Ich muß wohl so erschrocken und hilflos ausgesehen haben, daß er mitleidig darauf verzichtet hat, mich ins Anwaltszimmer zu schicken, damit ich mir dort eine Robe ausleihe. Selbstverständlich treten Rechtsanwälte vor dem Landgericht grundsätzlich immer in Robe auf; auch wenn sie „Partei“ sind!
Aha. Da habe ich also wieder was gelernt.
Und als dann meiner Klage auch noch statt gegeben wurde, war der Tag perfekt. Doch darüber berichte ich später noch ausführlich.
Vergessen
Ein auswärtiger Termin muß vorbereitet sein. Auch die Frage, wie man vom Bahnhof zum Gericht kommt, bedarf einer sorgfältigen Planung. Dafür gibt es www.stadtplandienst.de. Den Kartenausschnitt, den man braucht, kann man ausdrucken und auf die Reise mitnehmen. Sollte man auf die Reise mitnehmen. Und nicht im Drucker liegen lassen.
Glücklicherweise hatte ein freundlicher Mensch in der Nähe des Bahnhofs einen Stadtplan aufgehängt.
Es war zwar ein wenig fummelig auf dem kleinen Handy-Display. Ich (ohne GPS eigentlich völlig hilflos) habe den Weg zum Gericht dann doch noch gefunden.
Vorsorglich: Nein, echte [tm] Männer fragen nicht nach dem Weg.
Genervt, hat er gesagt
Drango läßt aber auch nicht locker. Eine Woche vor dem Termin beim Landgericht nimmt er noch einmal „in der gebotenen Kürze“ Stellung zu meiner Erwiderung, daß er mir auf die Nerven geht.
In rechtlicher Hinsicht, wird nochmals darauf hingewiesen, dass es dem Kläger als Rechtsanwalt nicht gestattet war, Anrufe des Beklagten im Büro des Klägers für eine Terminsabsprache zu untersagen. Das steht der Regelung des § 5 BORA entgegen. Es handelte sich nicht um einen Telefonanruf zum Zwecke des Wettbewerbs, sondern im Zusammenhang mit der beruflichen Ausübung des Klägers als Rechtsanwalt.

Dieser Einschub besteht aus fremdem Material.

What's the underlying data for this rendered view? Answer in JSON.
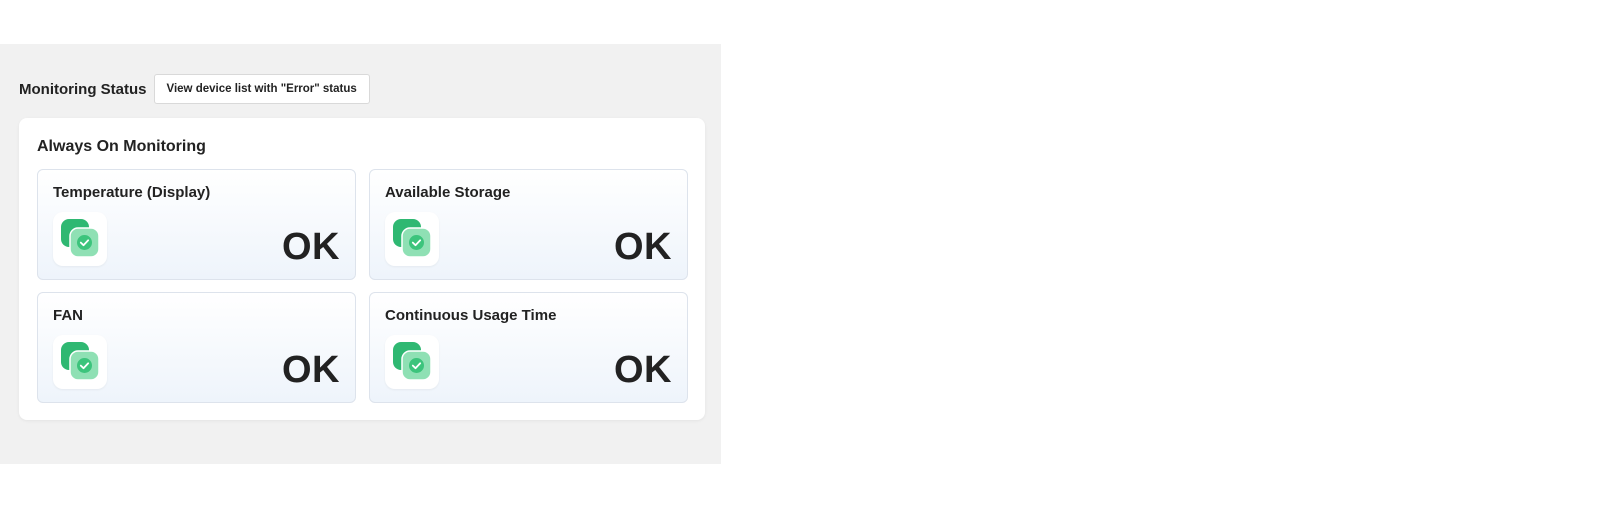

Derjenige, der sich mit dem Berufsrecht auskennt, wird seine helle Freude an dieser Argumentation haben. Die Berufsordnung, die sich die
Rechtsanwältinnen und Rechtsanwälte in der Bundesrepublik Deutschland sowie die weiteren Mitglieder der Rechtsanwaltskammern […] durch die Versammlung ihrer frei gewählten Vertreterinnen und Vertreter
selbst gegeben haben, soll nun Drango, einem Sachbearbeiter der Gothaer, dazu berechtigen, unsere Kanzlei mit seinem Telefonterror zu überziehen. Aha.
Sehr schön ist aber auch dieses Argument hier:
Der Kläger hat nunmehr auch erklärt, dass er sich von Telefonaten des Beklagten genervt fühlte. Allein das berechtigt den Kläger in seiner Eigenschaft als Rechtsanwalt und im Rahmen einer Mandatsausübung nicht, eine telefonische Kontaktaufnahme aus jedwedem Grund zu verbieten.
Das Rauchkraut, das man in Köln beziehen kann, scheint mir von deutlich besserer Qualität zu sein, als das was hier in Berlin von der Polizei beschlagnahmt wird. Ich frage mich nur, wie kommt Drango da ran?